Last year, scientists announced the discovery of giant sponges deep beneath the permanently ice-covered Arctic Ocean – growing on the tops of extinct underwater volcanoes. Now they have discovered that these arctic sponges (of the order Geodia) survive nutrient-poor conditions by feeding on the fossilized remains of extinct animals.
“It’s a unique ecosystem,” says Antje Boetius, a marine biologist at the Max Planck Institute for Marine Microbiology and the Alfred Wegener Institute, Germany. “We’ve never seen anything like this before in the central High Arctic.”
In 2016, Boetius was the chief scientist aboard the icebreaker research vessel Polarstern (which, by the way, also recently discovered millions of icefish nests in Antarctica).
On the Arctic voyage, they towed camera systems to examine the seabed at Langseth Ridge, an underwater mountain range not far from the North Pole, which ranges in depth from 700 to 1,000 meters. Their images revealed surprisingly rich and densely populated underwater ecosystems atop extinct volcanoes.
It was an intriguing discovery. Scientists previously knew that sponges are abundant and thriving in oceans around the world, from the freezing waters of Antarctica to shallow tropical reefs. They are generally filter feeders, capable of engulfing nutrient particles from the surrounding seawater.
But life in the Arctic Ocean is tough. Those Geodia sponges live in a part of the ocean that has been covered in ice for decades – meaning little food drifts from the surface to the depths.
So, the researchers ask, how do sponges survive?
Now, as reported in an article by Nature Communicationthey have an answer.
Teresa Morganti, a sponge expert from the Max Planck Institute for Marine Microbiology and co-author of the paper, analyzed images and samples of sponge tissue to determine how old the sponges were and how they were eaten.
It turns out that sponges are on average 300 years old and harbor rich bacterial communities that help them feed.
“Our analysis revealed that sponges have microbial symbionts capable of utilizing old organic matter,” says Morganti. “This allows them to feed on the remains of now-extinct former inhabitants of seamounts, such as worm tubes made up of protein and chitin and other trapped detritus.”
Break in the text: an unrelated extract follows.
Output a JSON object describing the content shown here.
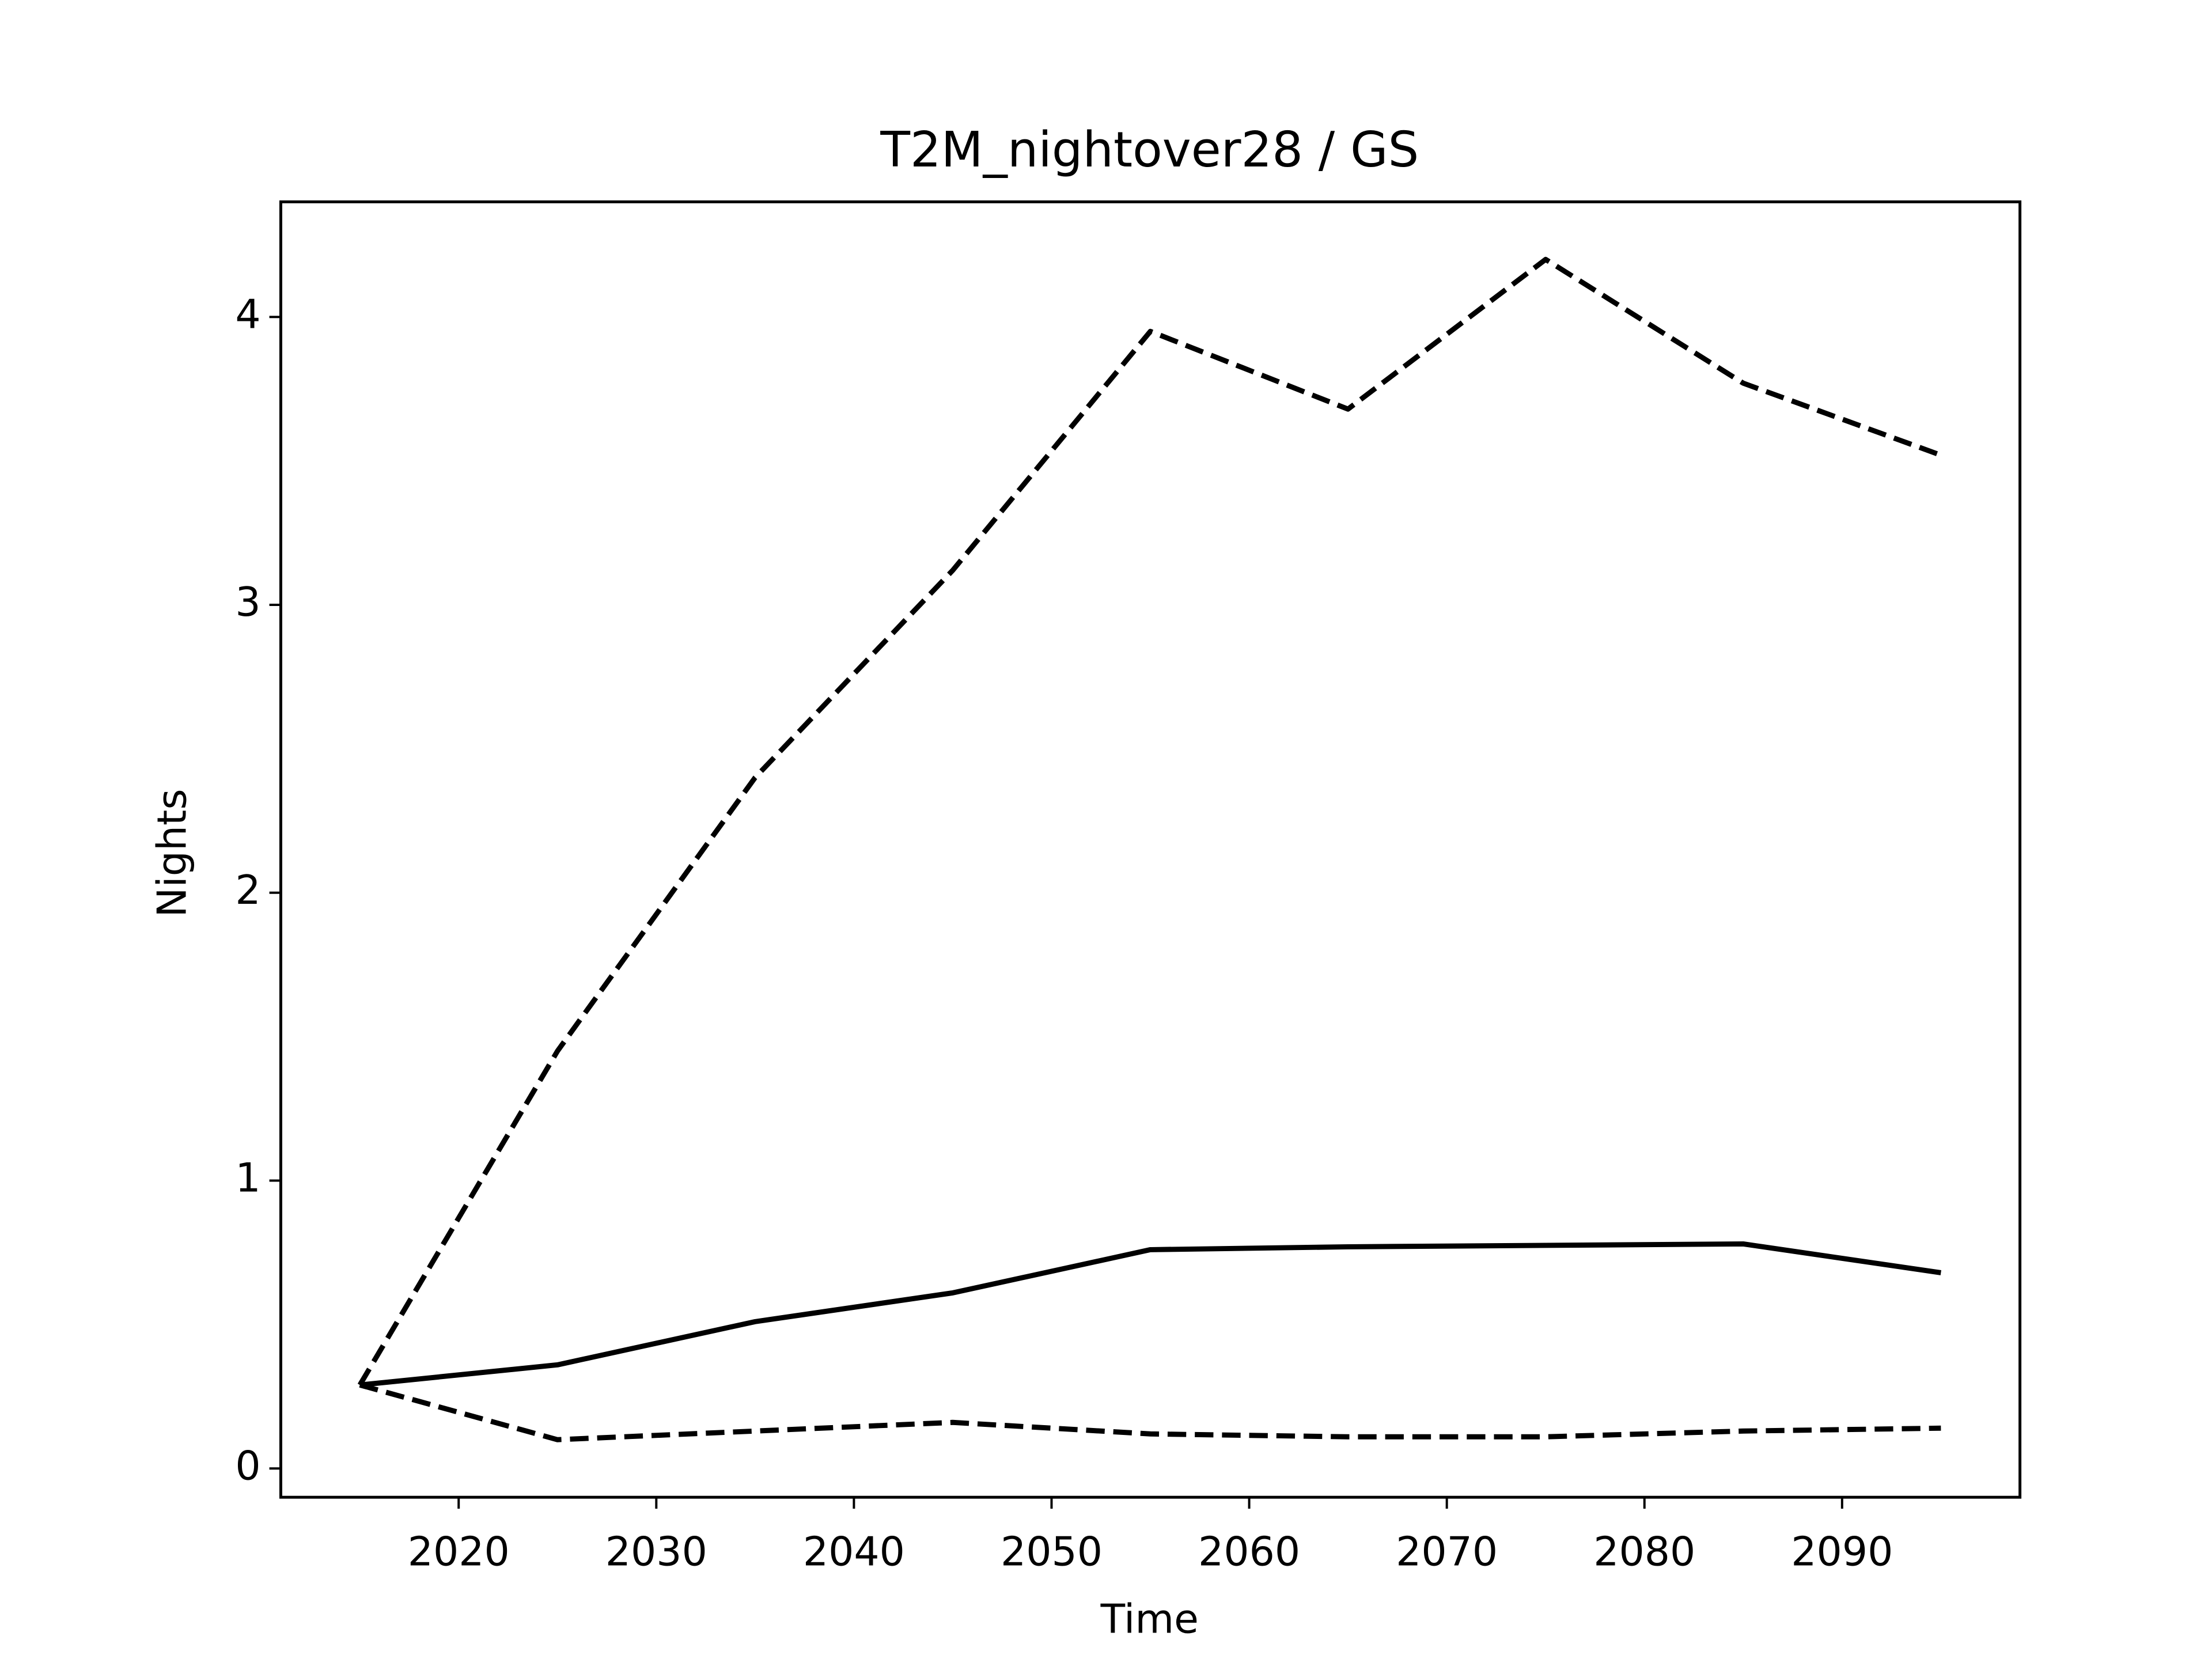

Many species of sponges harbor a community of microorganisms, capable of transferring nutrients to sponges from the surrounding water, as well as removing excretions and producing antibiotics to protect sponge health.
Morganti and his colleagues found that these arctic sponges do not get their food from seawater, but their resident microorganisms can absorb organic matter trapped in the “carpet” on which they live.
This carpet is a remnant of an ancient ecosystem. Thousands of years ago, gases from volcanic systems below the seabed supported a much richer ecosystem, home to many species of animals. Much of that has since disappeared, leaving those unexpected sponge gardens.
According to microbial analysis, microorganisms on sponges can make good use of the fossilized remains of the extinct ecosystem, using enzymes to break down the remains and pass nutrients to their sponge host.
“The microbes have exactly the right toolkit for this habitat,” says Ute Hentschel of the GEOMAR Helmholtz Center for Ocean Research in Kiel, Germany, who carried out the microbiological analyses.
“Microbes have the genes to digest refractory particles and dissolved organics, and use them as a source of carbon and nitrogen, as well as a number of chemical energy sources available there.”
As the climate changes and Arctic sea ice shrinks rapidly, researchers say this type of research is vital.
“Better knowledge of hotspot ecosystems is essential to protect and manage the unique diversity of these pressurized Arctic seas,” concludes Boetius.